THE GIFT INDICATES THE GIVER
THE GIFT INDICATES THE GIVER
I heard from ———— this morning: he seems to have enjoyed the late meeting. What I feel is that those kind of meetings should be marked by some distinct message from the Lord through His servants. There should be a certain timidity in speaking, but this with assured confidence in the Lord that it is His message I am communicating. I do not expect anything new, but I expect the wine to be new, and that the word spoken should leave a definite impression. Very often the most interesting address to listen to leaves no mark in the heart, and very often disjointed sentences badly expressed come home to [p. 230] the soul with a divine sense. I think ‘gift’ is very little understood; the gift necessarily indicates something of the Giver. It is not the setting which makes the diamond, though to the unskilled eye the setting may commend the diamond. I am very thankful for the time at ————. It was every way a very happy time to me. As we are in the Spirit, we are in power, and power always severs us from the hindrance to our enjoyment before the latter comes, otherwise the enjoyment would be marred. The prodigal in grace puts off the old clothes in order to put on the new, unencumbered by the old. The thing I am severed from in the power of the Spirit may indicate or predicate the nature of the enjoyment that He is leading me into. If Paul be severed from Jerusalem, heavenly places are undistractedly before him. Every step in advance is thus marked. Human effort is at best only a wish, like a cow looking over the hedge longingly at a clover field. The Spirit causes me to enter the field of heaven, but He places the fence behind me to keep me from leaving the field, so that it keeps me in it instead of its being an obstacle to my entering it.

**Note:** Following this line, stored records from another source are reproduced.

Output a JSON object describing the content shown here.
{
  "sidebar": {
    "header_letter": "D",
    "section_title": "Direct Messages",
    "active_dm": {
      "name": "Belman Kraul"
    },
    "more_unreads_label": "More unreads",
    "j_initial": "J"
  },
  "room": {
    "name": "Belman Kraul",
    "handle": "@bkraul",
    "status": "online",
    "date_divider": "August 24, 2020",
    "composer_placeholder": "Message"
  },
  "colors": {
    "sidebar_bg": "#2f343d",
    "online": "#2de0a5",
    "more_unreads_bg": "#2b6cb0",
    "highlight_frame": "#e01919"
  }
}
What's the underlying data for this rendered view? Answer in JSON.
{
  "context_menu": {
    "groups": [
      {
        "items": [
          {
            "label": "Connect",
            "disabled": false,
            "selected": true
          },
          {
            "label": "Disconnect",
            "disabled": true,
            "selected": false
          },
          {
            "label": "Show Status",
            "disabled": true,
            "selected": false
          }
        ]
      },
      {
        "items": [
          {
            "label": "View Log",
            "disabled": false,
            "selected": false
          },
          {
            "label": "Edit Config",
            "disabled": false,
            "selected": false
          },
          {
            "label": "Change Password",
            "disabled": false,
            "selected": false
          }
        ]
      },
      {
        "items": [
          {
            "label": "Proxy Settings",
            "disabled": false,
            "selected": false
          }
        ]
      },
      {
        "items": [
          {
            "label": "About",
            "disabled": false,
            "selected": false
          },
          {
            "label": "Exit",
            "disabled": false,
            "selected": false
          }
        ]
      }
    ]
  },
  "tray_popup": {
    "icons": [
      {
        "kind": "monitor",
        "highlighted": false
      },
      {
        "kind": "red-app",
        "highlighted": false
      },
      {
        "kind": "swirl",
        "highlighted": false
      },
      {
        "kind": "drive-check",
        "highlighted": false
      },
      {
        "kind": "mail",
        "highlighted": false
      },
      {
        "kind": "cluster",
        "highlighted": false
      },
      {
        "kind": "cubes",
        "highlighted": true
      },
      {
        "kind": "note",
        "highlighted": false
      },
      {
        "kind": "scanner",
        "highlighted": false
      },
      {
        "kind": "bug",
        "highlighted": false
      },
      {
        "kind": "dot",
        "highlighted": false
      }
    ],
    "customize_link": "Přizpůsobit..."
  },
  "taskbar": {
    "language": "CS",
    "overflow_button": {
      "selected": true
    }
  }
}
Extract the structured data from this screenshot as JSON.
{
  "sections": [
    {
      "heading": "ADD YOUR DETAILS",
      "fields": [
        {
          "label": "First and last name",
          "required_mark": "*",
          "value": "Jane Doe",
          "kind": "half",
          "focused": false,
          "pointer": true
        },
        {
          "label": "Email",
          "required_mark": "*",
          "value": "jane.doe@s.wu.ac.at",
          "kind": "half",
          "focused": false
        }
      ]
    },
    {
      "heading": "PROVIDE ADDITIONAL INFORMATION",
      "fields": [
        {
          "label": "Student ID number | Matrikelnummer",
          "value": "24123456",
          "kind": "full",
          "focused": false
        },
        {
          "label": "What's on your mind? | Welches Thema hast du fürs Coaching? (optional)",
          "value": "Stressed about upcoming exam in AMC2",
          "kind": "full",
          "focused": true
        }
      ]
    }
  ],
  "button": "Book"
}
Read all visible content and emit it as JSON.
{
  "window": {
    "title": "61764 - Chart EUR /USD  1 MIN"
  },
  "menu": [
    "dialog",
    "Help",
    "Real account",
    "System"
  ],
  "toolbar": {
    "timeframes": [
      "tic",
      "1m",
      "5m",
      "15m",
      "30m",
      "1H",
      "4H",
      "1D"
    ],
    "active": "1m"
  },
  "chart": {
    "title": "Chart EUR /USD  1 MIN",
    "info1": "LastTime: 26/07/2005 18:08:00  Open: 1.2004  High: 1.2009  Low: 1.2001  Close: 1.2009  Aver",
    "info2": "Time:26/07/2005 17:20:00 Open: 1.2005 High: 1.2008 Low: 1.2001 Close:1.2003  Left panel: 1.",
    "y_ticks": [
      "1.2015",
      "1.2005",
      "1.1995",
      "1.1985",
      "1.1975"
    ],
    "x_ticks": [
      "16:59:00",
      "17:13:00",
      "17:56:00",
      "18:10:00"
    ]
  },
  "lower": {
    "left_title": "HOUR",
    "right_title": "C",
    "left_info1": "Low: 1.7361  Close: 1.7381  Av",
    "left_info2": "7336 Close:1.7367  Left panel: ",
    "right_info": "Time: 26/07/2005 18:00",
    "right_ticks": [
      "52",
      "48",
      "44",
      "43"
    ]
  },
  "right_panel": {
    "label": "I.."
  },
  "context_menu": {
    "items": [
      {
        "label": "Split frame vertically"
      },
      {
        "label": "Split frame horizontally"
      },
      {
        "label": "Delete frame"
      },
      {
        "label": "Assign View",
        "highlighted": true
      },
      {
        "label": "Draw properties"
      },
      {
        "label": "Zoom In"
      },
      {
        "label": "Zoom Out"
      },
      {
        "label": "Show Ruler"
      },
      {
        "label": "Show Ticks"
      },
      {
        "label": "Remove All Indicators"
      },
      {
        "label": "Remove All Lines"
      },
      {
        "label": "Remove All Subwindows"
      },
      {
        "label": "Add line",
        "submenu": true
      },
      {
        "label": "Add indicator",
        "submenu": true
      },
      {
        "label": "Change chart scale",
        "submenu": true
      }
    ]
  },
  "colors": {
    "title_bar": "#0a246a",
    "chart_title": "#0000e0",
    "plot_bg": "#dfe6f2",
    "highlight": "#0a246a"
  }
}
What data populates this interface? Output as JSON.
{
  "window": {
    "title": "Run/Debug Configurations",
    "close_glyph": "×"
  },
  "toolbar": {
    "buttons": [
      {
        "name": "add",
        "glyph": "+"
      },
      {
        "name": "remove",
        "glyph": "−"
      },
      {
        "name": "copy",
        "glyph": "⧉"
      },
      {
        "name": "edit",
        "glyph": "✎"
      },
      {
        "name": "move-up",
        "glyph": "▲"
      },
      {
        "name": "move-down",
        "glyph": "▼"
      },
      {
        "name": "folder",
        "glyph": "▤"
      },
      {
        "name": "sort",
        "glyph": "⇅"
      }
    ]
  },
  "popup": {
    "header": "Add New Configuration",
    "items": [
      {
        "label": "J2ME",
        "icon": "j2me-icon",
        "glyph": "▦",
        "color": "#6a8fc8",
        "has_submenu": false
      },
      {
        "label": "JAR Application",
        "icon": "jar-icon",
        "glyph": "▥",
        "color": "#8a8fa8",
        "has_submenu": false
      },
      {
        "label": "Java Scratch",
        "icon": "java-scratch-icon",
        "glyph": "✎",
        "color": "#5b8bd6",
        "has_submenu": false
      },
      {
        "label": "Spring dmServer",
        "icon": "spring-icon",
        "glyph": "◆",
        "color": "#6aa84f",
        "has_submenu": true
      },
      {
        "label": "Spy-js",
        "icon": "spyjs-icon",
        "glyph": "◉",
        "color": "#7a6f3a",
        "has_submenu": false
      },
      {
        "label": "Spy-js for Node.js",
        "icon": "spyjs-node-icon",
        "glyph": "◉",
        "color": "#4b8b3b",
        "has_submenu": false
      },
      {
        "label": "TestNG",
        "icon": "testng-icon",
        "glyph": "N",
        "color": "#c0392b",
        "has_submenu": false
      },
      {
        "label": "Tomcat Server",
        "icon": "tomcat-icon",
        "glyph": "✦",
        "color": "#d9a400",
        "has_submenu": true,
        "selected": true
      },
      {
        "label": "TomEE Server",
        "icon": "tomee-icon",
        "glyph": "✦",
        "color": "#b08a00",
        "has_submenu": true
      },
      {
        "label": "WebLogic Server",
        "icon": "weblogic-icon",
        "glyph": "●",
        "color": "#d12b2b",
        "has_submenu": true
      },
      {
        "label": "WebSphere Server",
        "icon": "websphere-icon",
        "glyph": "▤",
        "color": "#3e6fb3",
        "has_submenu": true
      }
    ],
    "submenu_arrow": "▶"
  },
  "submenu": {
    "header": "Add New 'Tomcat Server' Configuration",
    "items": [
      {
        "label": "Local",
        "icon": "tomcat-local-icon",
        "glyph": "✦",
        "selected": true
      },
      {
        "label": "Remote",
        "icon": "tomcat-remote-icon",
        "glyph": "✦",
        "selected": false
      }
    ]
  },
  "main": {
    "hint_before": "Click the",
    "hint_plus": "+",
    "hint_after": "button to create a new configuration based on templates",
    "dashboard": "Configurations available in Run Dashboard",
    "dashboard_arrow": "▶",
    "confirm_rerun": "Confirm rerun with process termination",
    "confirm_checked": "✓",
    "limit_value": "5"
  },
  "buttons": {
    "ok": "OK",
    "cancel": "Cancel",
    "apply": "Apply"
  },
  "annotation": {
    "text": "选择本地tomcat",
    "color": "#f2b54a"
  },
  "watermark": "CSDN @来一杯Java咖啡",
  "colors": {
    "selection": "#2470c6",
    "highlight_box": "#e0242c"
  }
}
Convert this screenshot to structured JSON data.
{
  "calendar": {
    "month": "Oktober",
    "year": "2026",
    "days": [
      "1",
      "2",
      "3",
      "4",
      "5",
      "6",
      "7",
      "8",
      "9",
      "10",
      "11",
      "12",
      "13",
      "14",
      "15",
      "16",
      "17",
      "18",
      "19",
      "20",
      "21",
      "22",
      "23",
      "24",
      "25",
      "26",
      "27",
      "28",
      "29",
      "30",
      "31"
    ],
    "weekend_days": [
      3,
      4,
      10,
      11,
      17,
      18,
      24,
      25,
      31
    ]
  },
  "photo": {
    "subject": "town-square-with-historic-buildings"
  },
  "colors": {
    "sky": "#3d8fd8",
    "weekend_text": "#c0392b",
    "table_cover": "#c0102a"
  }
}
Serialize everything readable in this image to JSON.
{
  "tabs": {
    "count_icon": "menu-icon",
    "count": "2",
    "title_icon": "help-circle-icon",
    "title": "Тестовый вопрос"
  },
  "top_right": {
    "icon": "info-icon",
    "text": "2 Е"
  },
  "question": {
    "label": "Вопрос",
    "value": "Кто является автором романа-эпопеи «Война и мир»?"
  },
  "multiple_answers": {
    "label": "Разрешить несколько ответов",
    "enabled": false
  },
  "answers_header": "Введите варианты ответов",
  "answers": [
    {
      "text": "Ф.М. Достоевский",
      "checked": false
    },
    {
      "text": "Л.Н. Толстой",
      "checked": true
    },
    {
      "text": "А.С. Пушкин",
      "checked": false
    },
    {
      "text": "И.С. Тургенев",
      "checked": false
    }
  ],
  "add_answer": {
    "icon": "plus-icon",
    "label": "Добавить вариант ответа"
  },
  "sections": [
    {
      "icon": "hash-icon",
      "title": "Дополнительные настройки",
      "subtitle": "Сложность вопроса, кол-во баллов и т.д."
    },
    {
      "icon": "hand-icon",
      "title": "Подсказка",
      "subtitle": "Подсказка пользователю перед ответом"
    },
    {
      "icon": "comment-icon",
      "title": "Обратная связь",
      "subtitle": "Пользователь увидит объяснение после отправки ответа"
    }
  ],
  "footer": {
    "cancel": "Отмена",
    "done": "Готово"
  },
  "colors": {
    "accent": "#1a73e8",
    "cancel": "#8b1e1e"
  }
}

May you greatly prosper. It is wonderful the amount of influence which a real servant has for good according as his eye is on Christ. We were noticing at our reading this morning how the Lord was affected by the eye of the bride being set on Himself (see Song of Solomon). There is no greater warning voice to me than the Bethesda people, so good and laborious as they are in gospel work, but knowing nothing of the line of interest which occupies the heart of Christ, and which therefore should occupy the hearts of His servants. Paul was treated in the third heaven as the Lord’s most familiar friend. He was a bondsman of Christ here, and he was His most familiar friend in paradise. What else could you like to be? May you never like anything lower. The higher you get, the more .I rejoice.
Every servant knows the past of our Lord and many know of the future, but what really helps is knowing Him in the present. Mary’s order of work is little known. The witness knows His present mind, and the witness is unacknowledged by man as is He of whom he witnesses.